Nurnas: Orang Sudah Meninggal, Tapi Datanya Masih Muncul

H. M. Nurnas

SURANTIH (Metrans)

Komisi I DPRD Sumbar menilai, data penduduk miskin yang ada sekarang dinilai sudah banyak yang tidak sesuai ditemui di lapangan, sehingga berdampak kepada penyaluran dana Bantuan Langsung Tunai (BLT) yang sedang gencar-gencarnya dilakukan pemerintah, terutama saat pandemi Covid-19 saat ini.

Untuk itu, komisi yang membidangi masalah hukum dan pemerintahan ini mendorong Pemprov Sumbar bersama jajarannya untuk segera melakukan pemutakhiran data penduduk miskin dan terintegrasi, yang menjadi acuan semua OPD dalam menjalankan programnya.

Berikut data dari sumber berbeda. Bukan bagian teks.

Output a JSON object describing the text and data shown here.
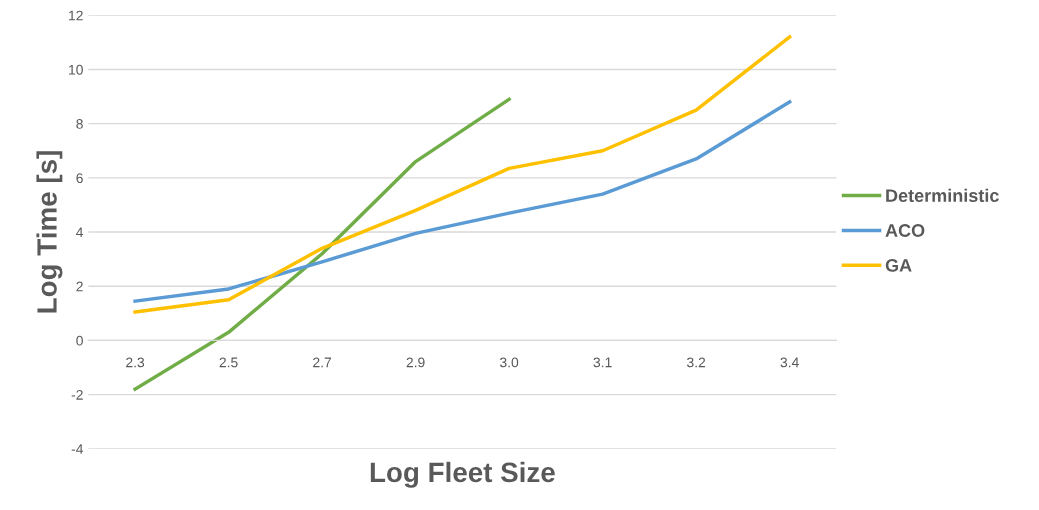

Hal tersebut diungkapkan Sekretaris Komisi I DPRD Sumbar H. M. Nurnas dalam kunjungan lapangan dan diskusi berkaitan dengan monitoring LKPJ Gubernur di Nagari Rawang Gunung Malelo Surantih, Kecamatan Sutera, Kabupaten Pesisir Selatan, Jum'at (15/5) siang.

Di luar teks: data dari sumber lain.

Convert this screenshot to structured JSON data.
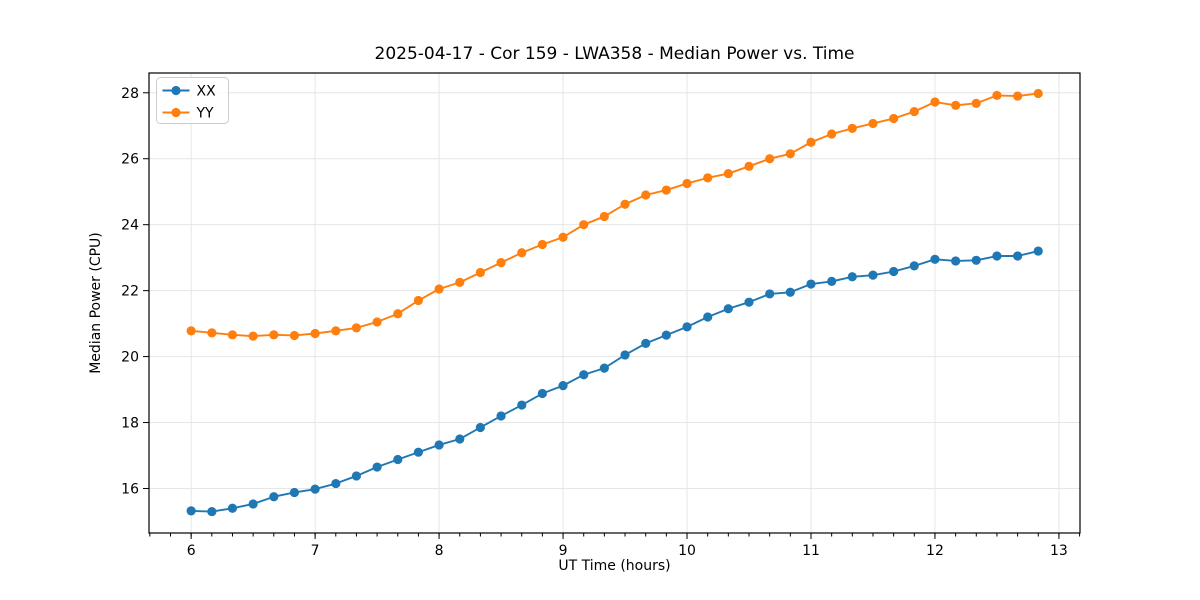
{
  "chart_data": {
    "type": "line",
    "title": "2025-04-17 - Cor 159 - LWA358 - Median Power vs. Time",
    "xlabel": "UT Time (hours)",
    "ylabel": "Median Power (CPU)",
    "xlim": [
      5.66,
      13.17
    ],
    "ylim": [
      14.65,
      28.6
    ],
    "xticks": [
      6,
      7,
      8,
      9,
      10,
      11,
      12,
      13
    ],
    "yticks": [
      16,
      18,
      20,
      22,
      24,
      26,
      28
    ],
    "x_minor_step": 0.1666667,
    "grid": true,
    "legend_position": "upper left",
    "x": [
      6.0,
      6.167,
      6.333,
      6.5,
      6.667,
      6.833,
      7.0,
      7.167,
      7.333,
      7.5,
      7.667,
      7.833,
      8.0,
      8.167,
      8.333,
      8.5,
      8.667,
      8.833,
      9.0,
      9.167,
      9.333,
      9.5,
      9.667,
      9.833,
      10.0,
      10.167,
      10.333,
      10.5,
      10.667,
      10.833,
      11.0,
      11.167,
      11.333,
      11.5,
      11.667,
      11.833,
      12.0,
      12.167,
      12.333,
      12.5,
      12.667,
      12.833
    ],
    "series": [
      {
        "name": "XX",
        "color": "#1f77b4",
        "values": [
          15.32,
          15.3,
          15.4,
          15.53,
          15.75,
          15.88,
          15.98,
          16.15,
          16.38,
          16.65,
          16.88,
          17.1,
          17.32,
          17.5,
          17.85,
          18.2,
          18.53,
          18.88,
          19.12,
          19.45,
          19.65,
          20.05,
          20.4,
          20.65,
          20.9,
          21.2,
          21.45,
          21.65,
          21.9,
          21.95,
          22.2,
          22.28,
          22.42,
          22.47,
          22.58,
          22.75,
          22.95,
          22.9,
          22.92,
          23.05,
          23.05,
          23.2
        ]
      },
      {
        "name": "YY",
        "color": "#ff7f0e",
        "values": [
          20.78,
          20.72,
          20.66,
          20.62,
          20.66,
          20.64,
          20.7,
          20.78,
          20.87,
          21.05,
          21.3,
          21.7,
          22.05,
          22.25,
          22.55,
          22.85,
          23.15,
          23.4,
          23.62,
          24.0,
          24.25,
          24.62,
          24.9,
          25.05,
          25.25,
          25.42,
          25.55,
          25.77,
          26.0,
          26.15,
          26.5,
          26.75,
          26.92,
          27.07,
          27.22,
          27.43,
          27.72,
          27.62,
          27.68,
          27.92,
          27.9,
          27.98
        ]
      }
    ]
  },
  "colors": {
    "background": "#ffffff",
    "axis": "#000000",
    "grid": "#e6e6e6",
    "text": "#000000",
    "legend_border": "#cccccc",
    "legend_fill": "#ffffff"
  }
}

Tim yang dipimpin Wakil Ketua Komisi I DPRD Sumbar Evi Yandri Rajo Budiman dengan Sekretaris H. M. Nurnas dengan anggota Zarfi Derson, Bakri Bakar, dan M. Ridwan ini, juga didampingi Kadis PMD Sumbar H. Syafrizal Ucok dan Korprov Pendamping Desa, Feri Irawan, dan Khairul Anwar.

(Baca juga: Banyak Warga Miskin Terdampak Covid-19 Tak Terima BLT)

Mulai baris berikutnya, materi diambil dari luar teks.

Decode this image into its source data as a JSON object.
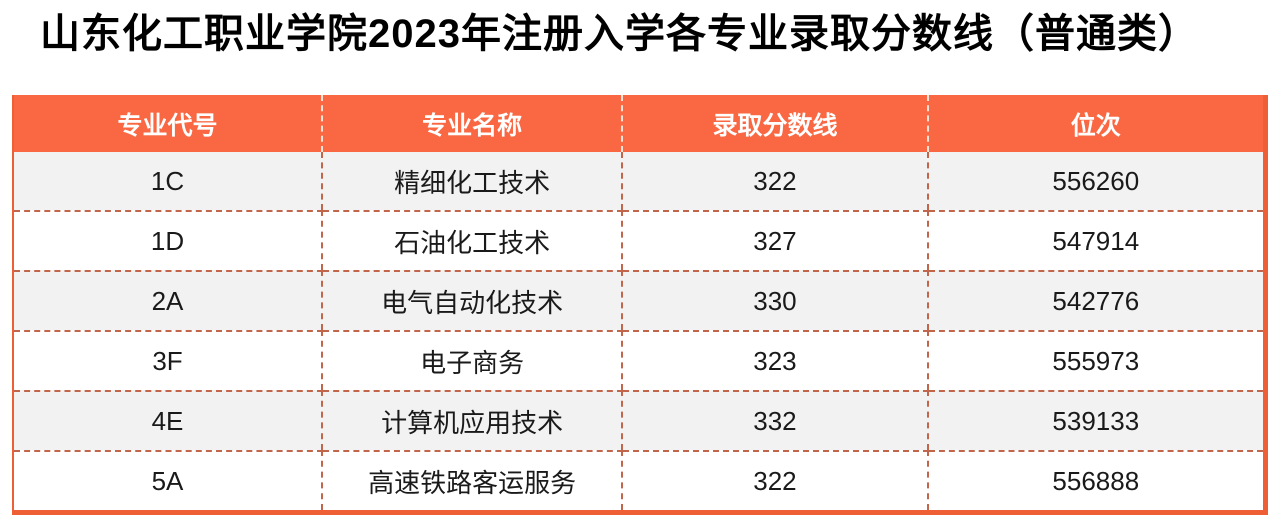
{
  "page": {
    "title": "山东化工职业学院2023年注册入学各专业录取分数线（普通类）"
  },
  "table": {
    "columns": [
      {
        "key": "code",
        "label": "专业代号"
      },
      {
        "key": "name",
        "label": "专业名称"
      },
      {
        "key": "score",
        "label": "录取分数线"
      },
      {
        "key": "rank",
        "label": "位次"
      }
    ],
    "rows": [
      {
        "code": "1C",
        "name": "精细化工技术",
        "score": "322",
        "rank": "556260"
      },
      {
        "code": "1D",
        "name": "石油化工技术",
        "score": "327",
        "rank": "547914"
      },
      {
        "code": "2A",
        "name": "电气自动化技术",
        "score": "330",
        "rank": "542776"
      },
      {
        "code": "3F",
        "name": "电子商务",
        "score": "323",
        "rank": "555973"
      },
      {
        "code": "4E",
        "name": "计算机应用技术",
        "score": "332",
        "rank": "539133"
      },
      {
        "code": "5A",
        "name": "高速铁路客运服务",
        "score": "322",
        "rank": "556888"
      }
    ]
  },
  "colors": {
    "header_bg": "#F96843",
    "header_text": "#FFFFFF",
    "outer_border": "#EE5F36",
    "body_dashed_border": "#C2664B",
    "header_dashed_border": "#F6E3D8",
    "row_alt_bg": "#F2F2F2",
    "row_bg": "#FFFFFF",
    "body_text": "#1A1A1A",
    "title_text": "#000000"
  }
}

Dikatakan Nurnas, pemutakhiran data penduduk miskin ini sangat diperlukan, terutama pada saat adanya musibah seperti pandemi Covid-19 ini, untuk menghindarkan kesalahan dalam administrasi nantinya yang bisa berdampak kepada hukum.

"Bayangkan, ada orang yang sudah meninggal tapi datanya masih muncul. Sedangkan ada warga yang miskin tetapi namanya tidak tercantum dalam daftar penerima bantuan. Ini yang akhirnya memicu keributan," kata Nurnas yang mantan Ketua Lembaga Pengembangan Jasa Konstruksi (LPJK) Sumbar ini.

Karena itulah, Nurnas mendesak Pemprov Sumbar dan juga Pemkab/Pemko menyediakan anggaran, untuk memutakhirkan data penduduk miskin yang benar-benar berbasis nagari. "Dalam pemutahiran data ini wajib melibatkan aparat nagari, mereka yang tahu pasti kondisi masyarakatnya," kata Nurnas.

Kadis PMD Sumbar H. Syafrizal Ucok yang ikut dalam tim itu menanggapi positif kesimpulan Komisi I DPRD Sumbar tentang pemutakhiran data penduduk miskin di setiap nagari.

"Dengan data yang update tentu tidak ada masyarakat yang dirugikan. OPD pun dapat menjalankan programnya dengan lancar tanpa ada keributan soal data ini," kata Syafrizal Ucok yang juga mantan Wakil Bupati Pesisir Selatan ini.